Nesse sentido, é importante que todas as partes envolvidas tenham plena compreensão dos nanomateriais e de suas propriedades específicas. É evidente que a nanoformulação pode melhorar as características biofarmacêuticas, reduzir a toxicidade geral de um fármaco e/ou a severidade dos efeitos colaterais. Contudo, diferenças na toxicocinética dos nanomedicamentos pode resultar em diferenças significativas na toxicidade e nos efeitos colaterais.
Ainda são escassos os estudos que relacionem a toxicidade de medicamentos de base nanotecnológica ou, ainda, que a relacionem a certos tipos de estruturas de nanocarreadores. Entretanto, mesmo diante dos resultados encontrados, os autores têm adotado posturas cautelosas sobre os desfechos toxicológicos, uma vez que quando comparados os efeitos dos medicamentos tradicionais com os nanomedicamentos, quaisquer diferenças no tratamento ou nos regimes de dosagem, podem ser a causa de certas diferenças (BRAND, 2017).
Numa ótica construtiva, diante dos enormes desafios advindos do uso e da aplicação destas novas tecnologias, é preciso que os avanços relacionados aos nanomedicamentos tenham suas ações embasadas no conceito de um desenvolvimento sustentável, e que se avance em busca de conhecimentos para que estas inovações possam ser vislumbradas como promoção para uma melhor qualidade de vida e não de agravos à saúde.
Os avanços no conhecimento exigem que o homem se adapte continuamente a novos preceitos e valores.
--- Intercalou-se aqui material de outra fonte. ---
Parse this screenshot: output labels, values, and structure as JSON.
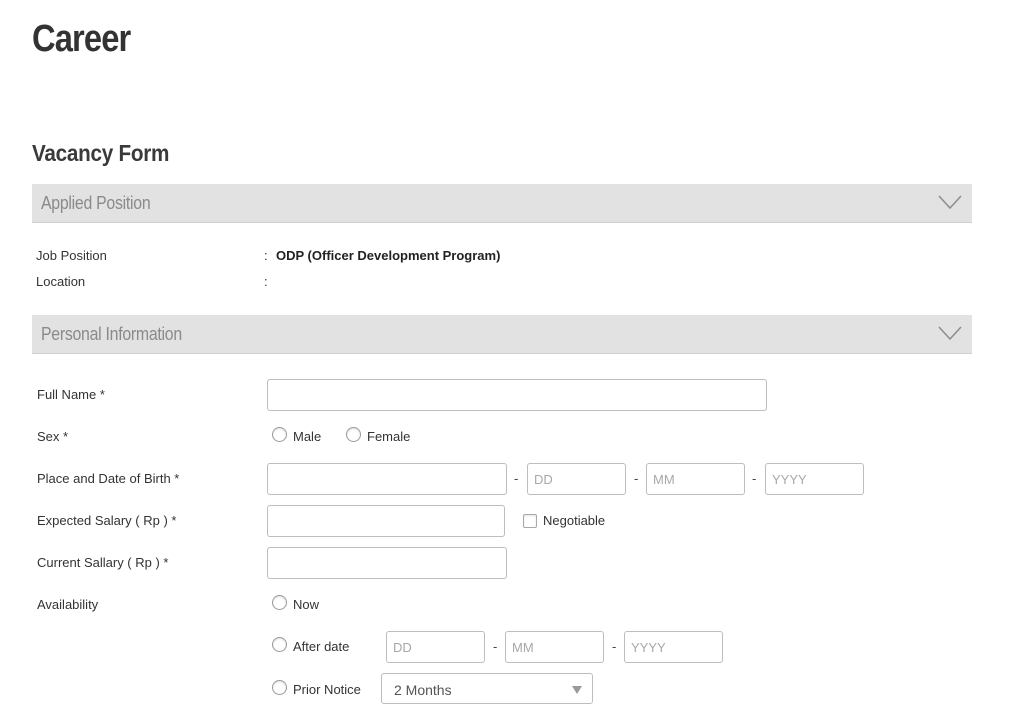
{
  "page": {
    "title": "Career"
  },
  "form": {
    "title": "Vacancy Form"
  },
  "sections": {
    "applied_position": {
      "label": "Applied Position"
    },
    "personal_information": {
      "label": "Personal Information"
    }
  },
  "applied_position": {
    "job_position": {
      "label": "Job Position",
      "colon": ":",
      "value": "ODP (Officer Development Program)"
    },
    "location": {
      "label": "Location",
      "colon": ":",
      "value": ""
    }
  },
  "personal": {
    "full_name": {
      "label": "Full Name *",
      "value": ""
    },
    "sex": {
      "label": "Sex *",
      "options": [
        "Male",
        "Female"
      ],
      "selected": null
    },
    "birth": {
      "label": "Place and Date of Birth *",
      "place_value": "",
      "separator": "-",
      "dd_placeholder": "DD",
      "mm_placeholder": "MM",
      "yyyy_placeholder": "YYYY"
    },
    "expected_salary": {
      "label": "Expected Salary ( Rp ) *",
      "value": "",
      "negotiable_label": "Negotiable",
      "negotiable_checked": false
    },
    "current_salary": {
      "label": "Current Sallary ( Rp ) *",
      "value": ""
    },
    "availability": {
      "label": "Availability",
      "now_label": "Now",
      "after_date_label": "After date",
      "separator": "-",
      "dd_placeholder": "DD",
      "mm_placeholder": "MM",
      "yyyy_placeholder": "YYYY",
      "prior_notice_label": "Prior Notice",
      "prior_notice_selected": "2 Months"
    }
  },
  "icons": {
    "section_toggle": "chevron-down-icon",
    "select_arrow": "caret-down-icon"
  }
}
Para tanto, é preciso que se faça a adoção do princípio da precaução (tendo como base o ordenamento jurídico), mas necessariamente com visão de futuro, para que se possa aplicar não apenas o conceito da prudência, mas também o da responsabilidade.
E, diante do iminente surgimento do marco regulatório, faz-se necessária a adoção do diálogo entre os diferentes atores, de forma transdisciplinar, para que assim seja possível dialogar e responder aos inúmeros questionamentos e anseios que urgem da sociedade.
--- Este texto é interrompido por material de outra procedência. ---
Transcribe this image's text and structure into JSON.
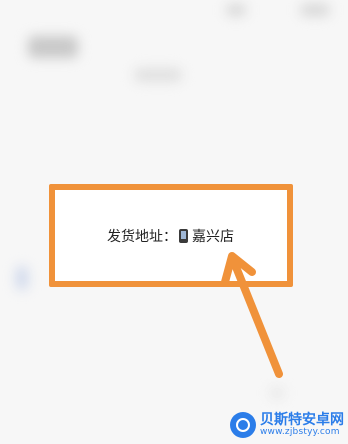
{
  "address": {
    "label": "发货地址：",
    "phone_icon": "mobile-phone-icon",
    "value": "嘉兴店"
  },
  "annotation": {
    "highlight_color": "#f0923a",
    "arrow_color": "#f0923a"
  },
  "watermark": {
    "title": "贝斯特安卓网",
    "url": "www.zjbstyy.com",
    "brand_color": "#2b7de9"
  }
}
Além disso, não se pode admitir que se permaneça estagnado à espera de um regramento tradicional, sem estar conectado à velocidade da construção de conhecimentos nas mais diversas áreas envolvidas no processo de desenvolvimento da nanotecnologia e, mais especificamente na dos nanomedicamentos.
À luz de tal perspectiva, deve-se, portanto, focar nas reflexões nanoéticas sobre os riscos e efeitos que possam emergir decorrentes do enorme avanço tecnológico ditado pela manipulação de nanomateriais, com a finalidade precípua do desenvolvimento de nanomedicamentos.